“Um Completo Desconhecido” (2024), de James Mangold, é um acontecimento que, de tempos e tempos, sacode o meio cultural. É um filme (disponível no Disney Plus) sobre os primeiros anos de Bob Dylan, uma época e sobretudo um aprendizado. A história que ele reconstitui é a de um jovem que chega a Nova York, apenas com um violão na bagagem e um ouvido atento. Ao mergulhar na cidade, aquele rapaz de 20 anos descobre aos poucos uma voz própria, o que resulta em um novo sentido para a música, a forma de vida de juventude e o mundo.
A Nova York que o filme retrata é, antes de tudo, um sistema vivo. Nos cafés apertados do bairro Greenwich Village, os músicos, críticos, produtores e espectadores formam uma rede densa, onde tudo — canções, opiniões, contratos, amizades — circula, se mistura e se transforma no começo dos anos 1960. O filme é particularmente sensível ao sistema da música folk.
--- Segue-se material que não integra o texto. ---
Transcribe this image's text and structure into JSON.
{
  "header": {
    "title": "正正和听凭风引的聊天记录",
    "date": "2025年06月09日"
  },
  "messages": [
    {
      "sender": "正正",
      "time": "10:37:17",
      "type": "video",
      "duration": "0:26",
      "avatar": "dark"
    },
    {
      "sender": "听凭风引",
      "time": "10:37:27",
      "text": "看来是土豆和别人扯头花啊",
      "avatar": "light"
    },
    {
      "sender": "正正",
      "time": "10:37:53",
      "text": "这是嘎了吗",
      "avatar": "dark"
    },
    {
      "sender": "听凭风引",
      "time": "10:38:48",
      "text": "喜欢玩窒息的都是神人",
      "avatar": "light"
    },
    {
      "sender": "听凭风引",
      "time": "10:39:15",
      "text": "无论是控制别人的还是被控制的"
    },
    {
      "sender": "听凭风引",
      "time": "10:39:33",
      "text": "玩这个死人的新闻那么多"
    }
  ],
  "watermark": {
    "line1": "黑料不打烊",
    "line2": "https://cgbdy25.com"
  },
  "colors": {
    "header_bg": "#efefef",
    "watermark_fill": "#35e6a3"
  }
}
O que se vê na tela é uma verdadeira esfera pública em miniatura, na qual onde arte e vida estão profundamente entrelaçadas.
É nesse ambiente que o jovem Dylan se forma. E não apenas como músico: é ali que ele aprende o sentido político da música, a carga histórica e social que cada canção pode carregar. Ao citar Woody Guthrie, Pete Seeger, Lead Belly, Hank Williams, o personagem Dylan não apenas reverencia os antigos mestres. Há um fio que ele conecta a tradição de resistência e as narrativas populares que falam de injustiça, esperança e transformação.
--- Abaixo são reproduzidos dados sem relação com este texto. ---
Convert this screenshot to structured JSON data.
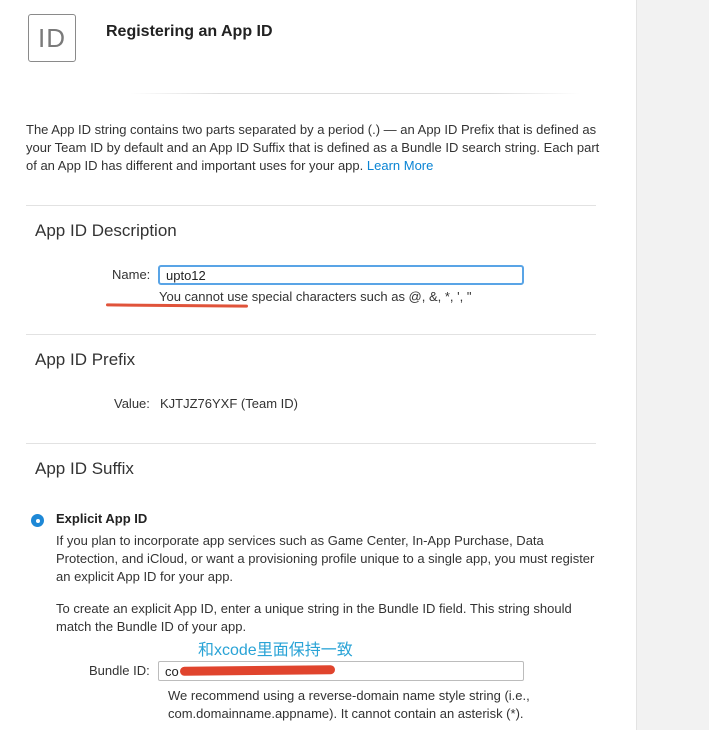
{
  "header": {
    "icon_text": "ID",
    "title": "Registering an App ID"
  },
  "intro": {
    "text": "The App ID string contains two parts separated by a period (.) — an App ID Prefix that is defined as your Team ID by default and an App ID Suffix that is defined as a Bundle ID search string. Each part of an App ID has different and important uses for your app.",
    "link": "Learn More"
  },
  "description_section": {
    "title": "App ID Description",
    "name_label": "Name:",
    "name_value": "upto12",
    "helper": "You cannot use special characters such as @, &, *, ', \""
  },
  "prefix_section": {
    "title": "App ID Prefix",
    "value_label": "Value:",
    "value": "KJTJZ76YXF (Team ID)"
  },
  "suffix_section": {
    "title": "App ID Suffix",
    "option_label": "Explicit App ID",
    "option_selected": true,
    "para1": "If you plan to incorporate app services such as Game Center, In-App Purchase, Data Protection, and iCloud, or want a provisioning profile unique to a single app, you must register an explicit App ID for your app.",
    "para2": "To create an explicit App ID, enter a unique string in the Bundle ID field. This string should match the Bundle ID of your app.",
    "annotation": "和xcode里面保持一致",
    "bundle_label": "Bundle ID:",
    "bundle_value": "co",
    "recommendation": "We recommend using a reverse-domain name style string (i.e., com.domainname.appname). It cannot contain an asterisk (*)."
  },
  "colors": {
    "link": "#0a84d4",
    "focus_border": "#59a4e6",
    "radio": "#1e88d6",
    "annotation_red": "#e0533a",
    "annotation_blue": "#29a3d6"
  }
}
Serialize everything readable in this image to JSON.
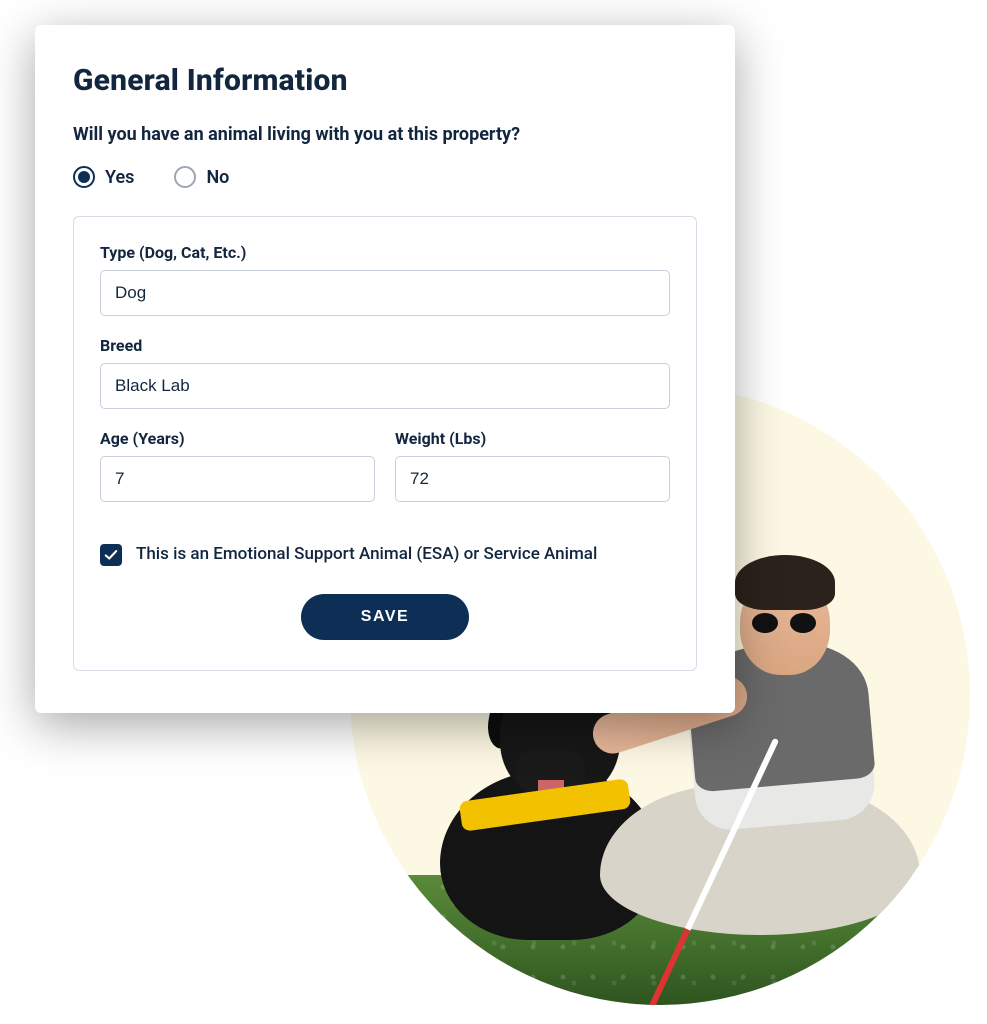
{
  "heading": "General Information",
  "question": "Will you have an animal living with you at this property?",
  "radio": {
    "yes": "Yes",
    "no": "No",
    "selected": "yes"
  },
  "fields": {
    "type": {
      "label": "Type (Dog, Cat, Etc.)",
      "value": "Dog"
    },
    "breed": {
      "label": "Breed",
      "value": "Black Lab"
    },
    "age": {
      "label": "Age (Years)",
      "value": "7"
    },
    "weight": {
      "label": "Weight (Lbs)",
      "value": "72"
    }
  },
  "esa_checkbox": {
    "label": "This is an Emotional Support Animal (ESA) or Service Animal",
    "checked": true
  },
  "save_label": "SAVE",
  "colors": {
    "primary": "#0e2f55",
    "text": "#12263f",
    "border": "#c7d0db",
    "circle_bg": "#fdf8e3"
  },
  "illustration": {
    "description": "Man with sunglasses and white cane sitting on grass petting a black Labrador service dog with yellow harness",
    "subject_dog": "black-lab",
    "subject_person": "man-with-cane"
  }
}
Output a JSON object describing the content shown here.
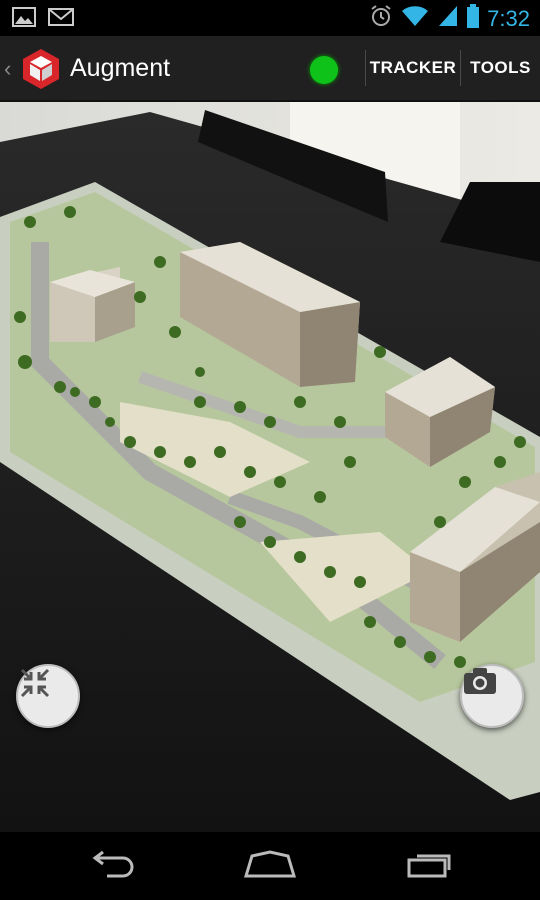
{
  "status_bar": {
    "time": "7:32",
    "icons": [
      "gallery-icon",
      "gmail-icon",
      "alarm-icon",
      "wifi-icon",
      "signal-icon",
      "battery-icon"
    ]
  },
  "action_bar": {
    "title": "Augment",
    "menu": [
      {
        "label": "TRACKER"
      },
      {
        "label": "TOOLS"
      }
    ],
    "tracking_status_color": "#0fc21a"
  },
  "camera_view": {
    "content": "augmented-reality-3d-building-model",
    "controls": {
      "left": "collapse-arrows-icon",
      "right": "camera-icon"
    }
  },
  "nav_bar": {
    "buttons": [
      "back-icon",
      "home-icon",
      "recent-apps-icon"
    ]
  },
  "colors": {
    "accent": "#33b5e5",
    "action_bar_bg": "#202020"
  }
}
No contato com aquele ambiente nova-iorquino — a vida noturna fervilhante, as lojas de discos, os jornais combativos, as conversas estéticas e ideológicas —, Bob Dylan compreendeu que a música folk era, acima de tudo, um campo aberto para criação de significados. Nada passava despercebido naquele mundinho, incluindo até o famoso Chelsea Hotel, o lugar que abrigou por muitos anos a nata dos artistas da cidade. Assim, um entra e sai de pessoas invade as cenas de “Um Completo Desconhecido”.
O filme acerta ao mostrar que, ao mesmo tempo em que absorve a herança da música folk, Dylan já carrega dentro de si a inquietação dos que pressentem que o mundo está mudando. A passagem do tempo é uma imagem frequente em suas letras e canções. Ele percebeu que a tradição, por si só, já não bastava. O filme mostra as vozes de artistas como Johnny Cash, indicando a pista de um novo caminho: a eletrificação da música, a fusão da poesia popular com a força crua dos instrumentos amplificados.
A canção “Like a Rolling Stone” — certamente o ponto culminante do filme — é a materialização do salto rumo ao futuro. Com ela, Dylan rompe com o molde do folk tradicional, inaugura uma nova linguagem e, sem perder o conteúdo crítico da tradição, dá a ela uma nova forma, muito mais potente e expansiva. É a consolidação de uma música norte-americana capaz de rivalizar, em força e imaginação, com a chamada “Invasão Britânica” que dominava o mundo com Beatles, Rolling Stones e The Who.
Mas a transformação não se dá sem tensões. No filme, percebe-se que Dylan rompe com parte do sistema que o acolheu. Há resistências, acusações de traição, desconforto entre os guardiões da pureza folk, como o amigo Pete Seeger e Joan Baez (sua guia naqueles tempos). E é nessa tensão que “Um Completo Desconhecido” encontra sua grandeza: o filme compreende e expõe que a verdadeira fidelidade à tradição não está na mera repetição do passado, mas na coragem de transformá-lo.
A partir desse gesto, o filme antecipa os desdobramentos que moldariam o rock das décadas seguintes. A influência que Dylan teve sobre o grupo The Byrds, que eletrificariam suas composições; a parceria com The Band, liderada por Robbie Robertson, que daria nova profundidade e rusticidade à sua música; e a ponte para a psicodelia (a versão de Jimi Hendrix para “All long the watchtower”) e a nova sensibilidade que marcaria a virada dos anos 1970. Isso tudo está fora do filme e convida o espectador a fazer uma busca pessoal.
No fundo, “Um Completo Desconhecido” é o retrato de uma educação sentimental e, ao mesmo tempo, política. Em Nova York, Dylan não encontra apenas a música. Ele aprende que cantar é tomar um partido e é desenvolver uma visão de mundo. Cada verso, cada acorde, podem ser um gesto contra a indiferença. E muitas vezes, a melhor maneira de honrar a tradição é reinventá-la. Bob Dylan aprendeu isso cedo. E o mundo jamais voltou a ser o mesmo na música, na cultura e no comportamento das pessoas.